Report Ranks Africa’s Top 10 Best Performing Countries In Retail

Report Ranks Africa’s Top 10 Best Performing Countries In Retail

A global strategy consultancy firm, A.T. Kearney, has ranked some of the top 10 countries with the highest retail growth opportunities in Africa in a new study designed to help large, organized retailers determine where and how to best enter Sub-Saharan Africa’s rapidly growing retail sector.

Rwanda, Nigeria, Namibia, Tanzania and Gabon occupy the top five places of the inaugural A.T. Kearney African Retail Development Index (ARDI), while Ghana ranks sixth due to its stable economy, while South Africa places seventh due to the developed nature of its retail market.

“The top 10 countries in the Index are diverse in terms of scale and growth potential,” A.T. Kearney partner and ARDI co-author, Mirko Warschun said in the report. “It is essential that retailers understand where African countries are in the evolution of the retail landscape and the stages of market development to craft their expansion strategies for Africa.”

The ARDI is a useful framework for retailers because it not only identifies the markets in Africa most attractive for retail expansion today, but those that offer the most potential for the future.

Africa is brimming with opportunities, not only for local and regional players, but also for large global brands and retailers, according to the report.

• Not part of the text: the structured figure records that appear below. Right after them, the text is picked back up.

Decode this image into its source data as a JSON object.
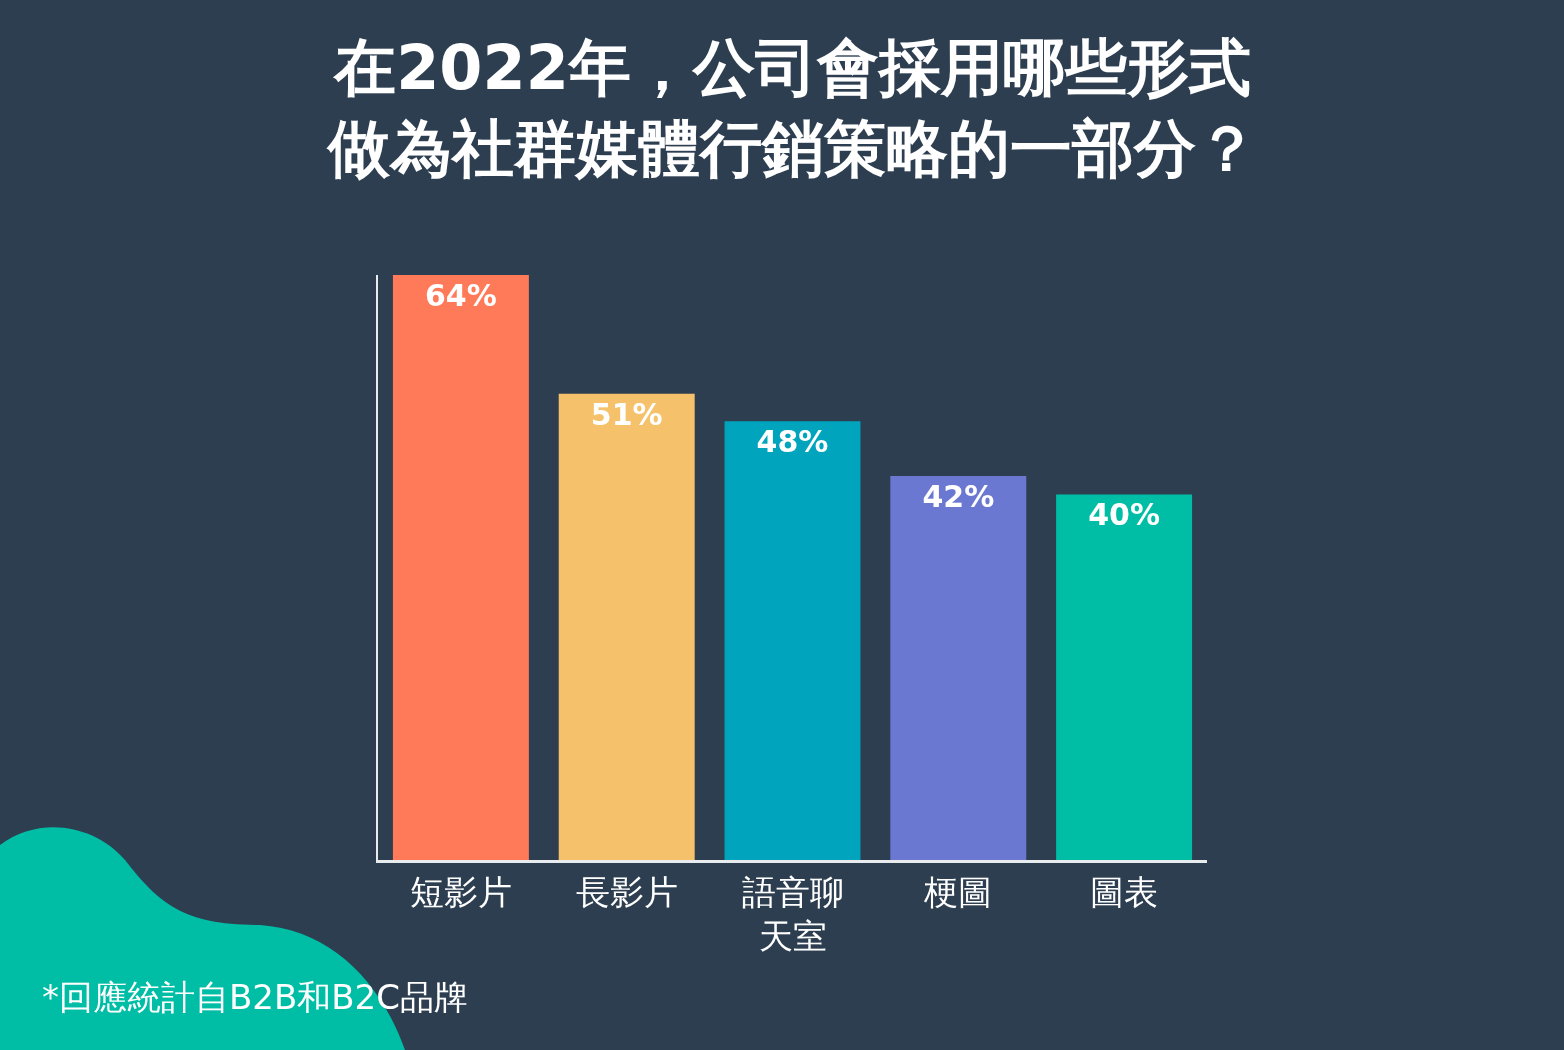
{
  "chart_data": {
    "type": "bar",
    "title": "在2022年，公司會採用哪些形式做為社群媒體行銷策略的一部分？",
    "categories": [
      "短影片",
      "長影片",
      "語音聊天室",
      "梗圖",
      "圖表"
    ],
    "values": [
      64,
      51,
      48,
      42,
      40
    ],
    "colors": [
      "#ff7a59",
      "#f5c26b",
      "#00a4bd",
      "#6a78d1",
      "#00bda5"
    ],
    "value_labels": [
      "64%",
      "51%",
      "48%",
      "42%",
      "40%"
    ],
    "annotations": [
      "*回應統計自B2B和B2C品牌"
    ]
  }
}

South Africa Leads In Retail Expansion

South African brands and retailers have been at the forefront of African expansion but may soon see global competition coming in. For South African players to keep their competitive advantage, sound strategies and investment plans will be required.

With a billion people and growing economies, seven of the top 10 ARDI countries are among the 10 fastest growing economies in the world.

“Formal” retail, which takes place in malls, shopping centers, and other defined trade areas, remains in the early stages in most Sub-Saharan Africa countries, with the exception of South Africa, and is limited primarily to a handful of urban areas.

Low rates of formal retail coupled with increasing urbanization and the relative stability of many African economies represent massive room for retail growth.

The ARDI is based on four elements: Market Size, Market Saturation, Country Risk and Time

“Although there are many challenges, Africa has reached a point in its economic development where global retailers must evaluate the significant potential for growth in this market,” notet A.T. Kearney partner and ARDI co-author Mike Moriarty.